Actualmente la intervención militar existe solo en el control del perímetro exterior de cárceles para impedir fugas. Incluso el año pasado fracasó una propuesta del ministro del Interior, Eduardo Bonomi, de que se traspasara a efectivos militares la guardia de instalaciones diplomáticas, para reemplazar a los policías que cumplen esa función y liberarlos para actuar contra los delincuentes. En algún momento se consideró también preparar a soldados en funciones policiales como el patrullaje de zonas de alta conflictividad. Todo quedó en la nada. Se argumentó que la formación de los soldados para la guerra y la directa represión armada tornaba imposible que asumieran actividades de la Policía como la prevención y la disuasión.

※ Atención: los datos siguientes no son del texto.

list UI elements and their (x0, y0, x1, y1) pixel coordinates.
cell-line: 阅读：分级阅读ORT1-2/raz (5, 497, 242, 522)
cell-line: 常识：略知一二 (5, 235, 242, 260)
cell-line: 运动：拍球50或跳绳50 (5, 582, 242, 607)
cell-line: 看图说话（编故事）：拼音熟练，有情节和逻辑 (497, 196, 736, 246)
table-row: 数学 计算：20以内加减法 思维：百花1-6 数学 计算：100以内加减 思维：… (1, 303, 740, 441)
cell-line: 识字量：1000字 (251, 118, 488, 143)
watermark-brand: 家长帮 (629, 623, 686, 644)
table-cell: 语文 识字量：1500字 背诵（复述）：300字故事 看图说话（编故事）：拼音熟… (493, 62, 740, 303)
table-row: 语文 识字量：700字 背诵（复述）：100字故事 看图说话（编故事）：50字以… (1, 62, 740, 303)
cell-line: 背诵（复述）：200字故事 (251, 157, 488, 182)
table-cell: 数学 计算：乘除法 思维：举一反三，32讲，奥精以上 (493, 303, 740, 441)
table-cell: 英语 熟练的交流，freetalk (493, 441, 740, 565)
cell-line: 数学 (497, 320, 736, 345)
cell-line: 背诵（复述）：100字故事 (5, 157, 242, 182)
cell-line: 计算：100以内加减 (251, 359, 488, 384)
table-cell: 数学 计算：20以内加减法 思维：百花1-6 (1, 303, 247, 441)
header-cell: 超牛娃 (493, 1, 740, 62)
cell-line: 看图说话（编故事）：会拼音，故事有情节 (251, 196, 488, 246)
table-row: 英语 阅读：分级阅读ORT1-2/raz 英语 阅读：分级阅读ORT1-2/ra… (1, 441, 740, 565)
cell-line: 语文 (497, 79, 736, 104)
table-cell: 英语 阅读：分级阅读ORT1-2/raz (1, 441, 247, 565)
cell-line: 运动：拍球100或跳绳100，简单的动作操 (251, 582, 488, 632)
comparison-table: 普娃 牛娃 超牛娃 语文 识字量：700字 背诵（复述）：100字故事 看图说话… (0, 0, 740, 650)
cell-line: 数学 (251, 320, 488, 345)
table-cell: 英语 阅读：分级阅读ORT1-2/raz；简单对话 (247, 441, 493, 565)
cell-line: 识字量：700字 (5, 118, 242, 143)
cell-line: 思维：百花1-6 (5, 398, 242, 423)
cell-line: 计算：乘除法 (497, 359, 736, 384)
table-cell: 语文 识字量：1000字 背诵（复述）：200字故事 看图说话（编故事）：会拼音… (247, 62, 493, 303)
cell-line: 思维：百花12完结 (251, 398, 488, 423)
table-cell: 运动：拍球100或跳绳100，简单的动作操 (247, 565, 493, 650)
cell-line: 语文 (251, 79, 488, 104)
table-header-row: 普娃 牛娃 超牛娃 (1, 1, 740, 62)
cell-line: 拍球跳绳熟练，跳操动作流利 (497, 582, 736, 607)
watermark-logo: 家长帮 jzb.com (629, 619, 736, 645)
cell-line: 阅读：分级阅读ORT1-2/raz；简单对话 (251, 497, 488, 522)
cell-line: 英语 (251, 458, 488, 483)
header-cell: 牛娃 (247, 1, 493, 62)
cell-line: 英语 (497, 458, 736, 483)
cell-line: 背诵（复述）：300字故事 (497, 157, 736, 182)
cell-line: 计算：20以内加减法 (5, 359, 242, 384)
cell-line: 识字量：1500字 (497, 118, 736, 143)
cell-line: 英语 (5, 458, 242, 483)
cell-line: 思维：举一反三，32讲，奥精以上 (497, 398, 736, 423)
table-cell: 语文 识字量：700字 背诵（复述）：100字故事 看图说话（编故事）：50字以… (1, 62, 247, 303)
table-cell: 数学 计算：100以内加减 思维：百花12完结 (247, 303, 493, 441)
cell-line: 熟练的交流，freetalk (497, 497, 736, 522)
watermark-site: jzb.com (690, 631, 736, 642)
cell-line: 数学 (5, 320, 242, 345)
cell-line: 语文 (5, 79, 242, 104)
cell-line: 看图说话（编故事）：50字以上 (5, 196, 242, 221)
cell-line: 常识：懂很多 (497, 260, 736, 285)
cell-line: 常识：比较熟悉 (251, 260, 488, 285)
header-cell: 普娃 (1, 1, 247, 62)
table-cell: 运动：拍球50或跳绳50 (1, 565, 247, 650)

Detrás de esta renuencia estuvo siempre la posición adversa de algunos sectores del Frente Amplio hacia las Fuerza Armadas, por recuerdo de los años de dictadura que ya ha perdido toda vigencia. Mucho más importante es la seguridad de la gente, especialmente en los centros urbanos principales, en los que el tráfico de drogas se ha convertido en un flagelo mayor como origen de delitos. Lo reconoció el director nacional de Policía, Mario Layera, al informar que actualmente “se estudia la participación y el apoyo de militares a la Policía”. Es indispensable que esta vez, a diferencia de lo ocurrido en años anteriores, la iniciativa se concrete. Las Fuerzas Armadas ya cumplen actividades de apoyo a la población ante desastres naturales y otras instancias, que cuentan con el mayoritario beneplácito de la mayoría de la población. Corresponde extenderlas al combate a la inseguridad pública, reclamo prioritario de la ciudadanía.